Sabrina Campolongo, Unessential Dublin. Ex voto pagano
(2010, Edizioni Historica, pp. 48, € 3,50, ISBN 978-88-96656-10-5)

Estate. Tempo di vacanze. Quale miglior consiglio di lettura di un petit cahier di viaggio di Historica? La piccola casa editrice di Cesena, capitanata dal più giovane editore d’Europa (Francesco Giubilei, diventato da poco maggiorenne) propone questa collana di libricini accattivanti per il formato – sembrano dei taccuini, con delle copertine-cartolina – e per il concept che li caratterizza: agili nel contenuto in pagine e ridotti nel prezzo. Delle letture da viaggio e per il viaggio, insomma, e questo quaderno fresco di stampa di Sabrina Campolongo (Balene bianche, Di Salvo, 2007; Il cerchio imperfetto, Edizioni Creativa, 2008; Il muro dell’apparenza, Historica, 2008) non fa eccezione: lo si può sbocconcellare come un antipasto aspettando la cena, sorseggiare come una bibita fresca sotto l’ombrellone o durante una corsa in treno (come nel mio caso).

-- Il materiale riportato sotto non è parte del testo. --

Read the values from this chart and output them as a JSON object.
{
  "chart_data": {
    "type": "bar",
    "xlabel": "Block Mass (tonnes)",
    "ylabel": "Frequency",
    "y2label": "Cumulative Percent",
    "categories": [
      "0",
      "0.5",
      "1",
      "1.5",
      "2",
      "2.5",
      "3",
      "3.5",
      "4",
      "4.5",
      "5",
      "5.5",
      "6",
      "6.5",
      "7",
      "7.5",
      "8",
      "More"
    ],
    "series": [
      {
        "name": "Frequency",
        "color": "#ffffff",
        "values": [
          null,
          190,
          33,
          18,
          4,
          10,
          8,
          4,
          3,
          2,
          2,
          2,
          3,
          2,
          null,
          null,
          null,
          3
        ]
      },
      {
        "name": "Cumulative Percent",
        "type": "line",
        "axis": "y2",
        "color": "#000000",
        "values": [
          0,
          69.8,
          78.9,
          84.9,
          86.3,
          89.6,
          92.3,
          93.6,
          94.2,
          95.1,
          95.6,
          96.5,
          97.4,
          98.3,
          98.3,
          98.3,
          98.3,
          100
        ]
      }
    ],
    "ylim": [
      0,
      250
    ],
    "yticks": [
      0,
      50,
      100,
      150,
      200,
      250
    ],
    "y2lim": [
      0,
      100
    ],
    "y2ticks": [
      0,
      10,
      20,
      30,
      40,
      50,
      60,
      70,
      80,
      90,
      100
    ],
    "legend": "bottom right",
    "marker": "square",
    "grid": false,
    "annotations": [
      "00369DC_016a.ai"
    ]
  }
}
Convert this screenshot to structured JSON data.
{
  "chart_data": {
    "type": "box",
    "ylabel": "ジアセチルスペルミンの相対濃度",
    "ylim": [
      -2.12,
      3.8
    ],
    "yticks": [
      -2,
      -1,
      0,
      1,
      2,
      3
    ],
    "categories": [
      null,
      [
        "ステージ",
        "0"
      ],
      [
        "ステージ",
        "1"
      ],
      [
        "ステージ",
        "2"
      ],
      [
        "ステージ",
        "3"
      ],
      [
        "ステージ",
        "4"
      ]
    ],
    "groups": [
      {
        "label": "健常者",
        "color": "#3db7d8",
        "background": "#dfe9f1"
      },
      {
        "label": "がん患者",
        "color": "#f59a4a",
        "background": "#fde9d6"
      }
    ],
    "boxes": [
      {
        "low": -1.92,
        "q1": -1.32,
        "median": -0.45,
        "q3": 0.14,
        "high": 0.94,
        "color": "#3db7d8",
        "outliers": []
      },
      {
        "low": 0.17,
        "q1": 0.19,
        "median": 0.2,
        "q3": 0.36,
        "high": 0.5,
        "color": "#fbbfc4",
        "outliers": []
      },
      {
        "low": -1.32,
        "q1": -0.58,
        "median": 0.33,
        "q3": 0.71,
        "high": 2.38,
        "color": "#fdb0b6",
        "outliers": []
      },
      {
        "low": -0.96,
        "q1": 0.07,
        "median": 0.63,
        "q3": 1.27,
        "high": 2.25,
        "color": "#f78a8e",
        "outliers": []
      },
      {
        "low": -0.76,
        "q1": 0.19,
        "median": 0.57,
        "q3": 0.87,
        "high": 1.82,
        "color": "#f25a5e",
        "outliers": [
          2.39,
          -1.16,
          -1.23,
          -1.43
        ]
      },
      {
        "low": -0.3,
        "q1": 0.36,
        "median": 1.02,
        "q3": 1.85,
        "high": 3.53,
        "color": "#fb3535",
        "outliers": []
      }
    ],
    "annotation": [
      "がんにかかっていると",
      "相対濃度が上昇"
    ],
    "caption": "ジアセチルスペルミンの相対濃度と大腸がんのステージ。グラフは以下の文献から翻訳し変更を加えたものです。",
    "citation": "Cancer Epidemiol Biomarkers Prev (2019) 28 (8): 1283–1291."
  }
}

Il titolo è curioso; le guide sono solitamente essential, utilitaristiche nel fornire indicazioni spicciole, concrete: dove alloggiare, dove mangiare, cosa vedere. Non aspettatevi niente di questo in Unessential Dublin; le annotazioni dell’autrice muovono in direzioni assolutamente divergenti. E’ un libello di pancia prima che un prodotto dell’intelletto, un itinerario emotivo, un tributo a una città, Dublino, affollata di persone, colori odori sapori e perché no, anche di fantasmi, di suggestioni artistiche e letterarie.
«Io credo che nelle città non ci si vada per trovare quel che sappiamo esserci, ma, al contrario, per cercare quello di cui non sappiamo ancora di avere bisogno (…)»

Dublino, con quella luce «troppo forte e troppo chiara», coi suoi cieli mobili, è per Campolongo una città-paese, che non ha segreti, «impegnata a vivere, a bruciare correre ridere bere». Lo sguardo registra, la penna fissa con rapidità le impressioni sulla carta: sono pensieri che potrebbero essere stati nostri, che Sabrina ferma per noi; sono domande, «Potrei viverci su questa monorotaia e, se sì, per quanto?»; sono delicati incontri (due giovani maschietti che si baciano alle tre di notte, ad un incrocio, la naturale bellezza di un gesto d’amore prima del commiato); degustazioni, «questa bevanda scura, dolce sulla lingua e amara nel ricordo»; sono visioni al pub, come l’incrociare Bernard Shaw, seduto a bere birra rossa con Hemingway; sono canzoni, come Over the rainbow, cantata da un musicista con la sua chitarra in Grafton Street. A Dublino c’è qualcosa di inesplicabile che vibra nell’aria, al quale sembra riduttivo, per Campolongo, dare il nome di poesia. I quesiti rimangono sospesi, un attimo d’indecisione di troppo e il musicista gentile, col suo cane «sorridente», si è già dileguato con la sua musica.

Riferimenti a Joyce e Wilde, numi tutelari, non destano particolari sorprese. Intrigante è piuttosto l’incontro casuale con Munch e le sue stampe, esposte alla National Gallery. «L’angoscia, la nevrosi non è contagiosa quando è piegata all’arte. Non è solo perché sono a Dublino, e sento di essere al sicuro, qui, nella mia città conforto (…)». E Bacon, come no, la visita dello studio dell’artista alla Hugh Lane Gallery è un atto di devozione, un vero «ex voto pagano» – come recita il sottotitolo del libro. Lascerà una traccia indelebile, uno struggimento quasi carnale: «Come l’alcova di un bordello, lo specchio gli serviva a guardarsi mentre faceva l’amore con la tela, sono sicura.» Dublino ieri e oggi, meta sempre attuale, città di giovani che non sentono il bisogno di ostentare ciò che già possiedono: libertà e giovinezza, che altro? Città di dolci addii che si trasmutano in arrivederci, in quanto «alcuni amori ti depredano, non ti sottraggono niente, alcuni amori sono invece un risarcimento e quello per Dublino è un amore di questo tipo».